Si l’on néglige l’aspect politique (même s’il n’est pas secondaire) de la fonction des Forces Armées (par exemple ce tournant en Irak et en Afghanistan), ce qu’il faut enregistrer c’est le surdimensionnement du personnel (190.000 personnes - comme le prévoit la réforme - sont un nombre trop élevé par rapport aux exigences réelles) ; l’inefficacité opérationnelle et de gestion, plusieurs fois dénoncée par la Cour des Comptes ; et la disproportion entre les officiers et la troupe (l’Italie a, en proportion, plus de généraux que les Etats-Unis et c’est pourquoi à la fin le personnel ne sert qu’à légitimer l’ « emploi » d’officiers et de sous-officiers). Pour citer un exemple : le Ministère de la défense prévoit qu’une fois la réforme achevée les 190.000 unités seront ainsi distribuées : 103.803 soldats (les dits « volontaires », en service bref ou permanent) et 86.197 entre officiers (plus de 22.000) et sous-officiers. Plus ou moins un commandant pour chaque commandé. Pas seulement Sergio De Gregorio (Italia dei Valori) - Président de Commission Défense de la Chambre des Députés - mais aussi Giovanni Forcieri (DS) sous-secrétaire à la Défense, se sont plaint des modestes ressources pour les Forces Armées et ont reproché à la Casa delle Libertà [le rassemblement berlusconien, NdT] d’avoir réduit (sic) les dépenses militaires lors des dernières années.

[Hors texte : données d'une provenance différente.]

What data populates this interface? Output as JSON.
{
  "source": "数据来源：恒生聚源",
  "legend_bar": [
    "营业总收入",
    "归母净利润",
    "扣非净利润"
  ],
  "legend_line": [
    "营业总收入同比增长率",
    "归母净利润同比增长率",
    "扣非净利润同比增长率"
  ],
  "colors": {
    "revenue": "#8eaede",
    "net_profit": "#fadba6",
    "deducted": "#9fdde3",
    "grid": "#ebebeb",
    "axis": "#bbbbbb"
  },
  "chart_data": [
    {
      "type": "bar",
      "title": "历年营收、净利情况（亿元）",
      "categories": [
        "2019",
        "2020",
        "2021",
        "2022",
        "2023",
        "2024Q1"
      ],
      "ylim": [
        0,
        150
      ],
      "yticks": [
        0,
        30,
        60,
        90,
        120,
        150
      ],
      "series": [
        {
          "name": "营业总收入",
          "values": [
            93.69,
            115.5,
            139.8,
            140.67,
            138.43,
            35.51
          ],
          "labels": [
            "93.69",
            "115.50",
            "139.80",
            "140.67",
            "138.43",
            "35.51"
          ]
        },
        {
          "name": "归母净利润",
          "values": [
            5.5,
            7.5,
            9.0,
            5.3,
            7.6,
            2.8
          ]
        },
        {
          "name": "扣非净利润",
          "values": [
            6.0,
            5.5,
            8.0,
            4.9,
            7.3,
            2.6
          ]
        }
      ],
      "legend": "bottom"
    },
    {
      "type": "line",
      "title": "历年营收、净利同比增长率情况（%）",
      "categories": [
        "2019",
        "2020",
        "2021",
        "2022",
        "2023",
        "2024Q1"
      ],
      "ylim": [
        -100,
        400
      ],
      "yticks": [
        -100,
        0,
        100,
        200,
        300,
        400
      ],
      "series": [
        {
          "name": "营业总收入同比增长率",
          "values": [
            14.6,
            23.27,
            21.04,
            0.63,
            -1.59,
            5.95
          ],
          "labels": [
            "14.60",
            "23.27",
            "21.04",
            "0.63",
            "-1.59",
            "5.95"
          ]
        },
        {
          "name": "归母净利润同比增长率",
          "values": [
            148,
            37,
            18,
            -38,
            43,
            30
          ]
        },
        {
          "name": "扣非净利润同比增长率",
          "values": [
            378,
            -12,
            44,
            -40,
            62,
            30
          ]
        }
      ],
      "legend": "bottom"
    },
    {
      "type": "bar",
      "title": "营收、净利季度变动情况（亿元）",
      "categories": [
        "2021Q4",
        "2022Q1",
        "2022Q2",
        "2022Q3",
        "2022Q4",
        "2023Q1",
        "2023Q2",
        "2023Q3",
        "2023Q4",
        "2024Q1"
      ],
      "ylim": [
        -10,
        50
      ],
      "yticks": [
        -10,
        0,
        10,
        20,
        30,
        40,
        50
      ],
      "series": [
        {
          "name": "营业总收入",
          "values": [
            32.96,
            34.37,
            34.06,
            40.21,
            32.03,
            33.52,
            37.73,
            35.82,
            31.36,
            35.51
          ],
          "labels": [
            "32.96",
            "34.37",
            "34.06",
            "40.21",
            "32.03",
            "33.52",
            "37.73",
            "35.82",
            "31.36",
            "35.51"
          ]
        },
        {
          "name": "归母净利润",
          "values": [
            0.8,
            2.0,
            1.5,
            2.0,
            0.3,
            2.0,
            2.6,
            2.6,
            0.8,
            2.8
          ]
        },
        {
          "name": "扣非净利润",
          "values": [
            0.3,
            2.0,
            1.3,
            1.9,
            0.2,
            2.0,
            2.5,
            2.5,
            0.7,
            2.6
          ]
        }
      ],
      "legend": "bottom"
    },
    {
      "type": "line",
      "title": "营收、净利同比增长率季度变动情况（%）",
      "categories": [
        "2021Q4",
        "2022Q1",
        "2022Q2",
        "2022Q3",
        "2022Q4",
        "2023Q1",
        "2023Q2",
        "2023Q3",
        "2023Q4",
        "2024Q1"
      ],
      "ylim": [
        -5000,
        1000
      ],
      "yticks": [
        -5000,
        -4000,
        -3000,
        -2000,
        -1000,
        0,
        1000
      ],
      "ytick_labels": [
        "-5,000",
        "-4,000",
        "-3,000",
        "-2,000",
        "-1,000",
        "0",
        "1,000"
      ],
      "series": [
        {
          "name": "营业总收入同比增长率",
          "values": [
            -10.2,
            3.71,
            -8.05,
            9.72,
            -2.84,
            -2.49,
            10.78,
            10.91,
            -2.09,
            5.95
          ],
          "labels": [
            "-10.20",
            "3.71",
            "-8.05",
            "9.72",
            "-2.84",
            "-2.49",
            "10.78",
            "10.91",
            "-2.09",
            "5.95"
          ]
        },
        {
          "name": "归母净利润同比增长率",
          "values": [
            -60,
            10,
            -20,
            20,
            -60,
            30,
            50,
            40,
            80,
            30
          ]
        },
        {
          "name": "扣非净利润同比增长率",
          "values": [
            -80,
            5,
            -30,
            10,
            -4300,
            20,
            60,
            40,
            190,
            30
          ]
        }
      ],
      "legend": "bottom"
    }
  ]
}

Mais on doit rappeler que - même dans le cadre d’un contexte d’intégration européenne des appareils de la défense et même si c’est de façon contradictoire par rapport à ce qu’on affirme ailleurs - le programme de l’Unione avec lequel Prodi a gagné les élections dit : « L’Unione s’engage, dans le cadre de la coopération européenne, à soutenir une politique permettant la réduction des dépenses pour les armements ». Mais on risque de faire exactement le contraire et plusieurs députés des deux rassemblements, dans ces heures de définition de la loi des finances, se battent pour une politique augmentant les dépenses pour les armements dans le budget de la défense.

La campagne « Sbilanciamoci » ["Prenons parti", NdT] a fait dans ces années des propositions allant en direction opposée : en premier lieu la réduction progressive - en bloquant les concours et les embauches - des Forces Armées de 190.000 à 120.000 unités (c’était entre autres une vieille proposition du Cespi [Centro Studi di Politica Internazionale - Centre d’Etudes de Politique Internationale, NdT] atterrie ensuite dans l’un ou l’autre tiroir) qui permettrait de remplir - dans un cadre opérationnel et de réelle efficacité - les missions institutionnelles de défense du pays et les engagements internationaux des missions de paix, les vraies, sous la direction et le mandat des Nations unies.

On économiserait plusieurs milliards d’euros : l’unique contrecoup serait celui de devoir envoyer un peu de généraux et de colonels en préretraite, mais c’est un petit luxe que nous pouvons encore nous permettre. Surtout si c’est la perspective d’une politique de paix, d’un nouveau multilatéralisme démocratique, de la solidarité internationale. qui en profitent.

*Campagna Sbilanciamoci !

www.sbilanciamoci.org

http://www.ilmanifesto.it/Quotidian...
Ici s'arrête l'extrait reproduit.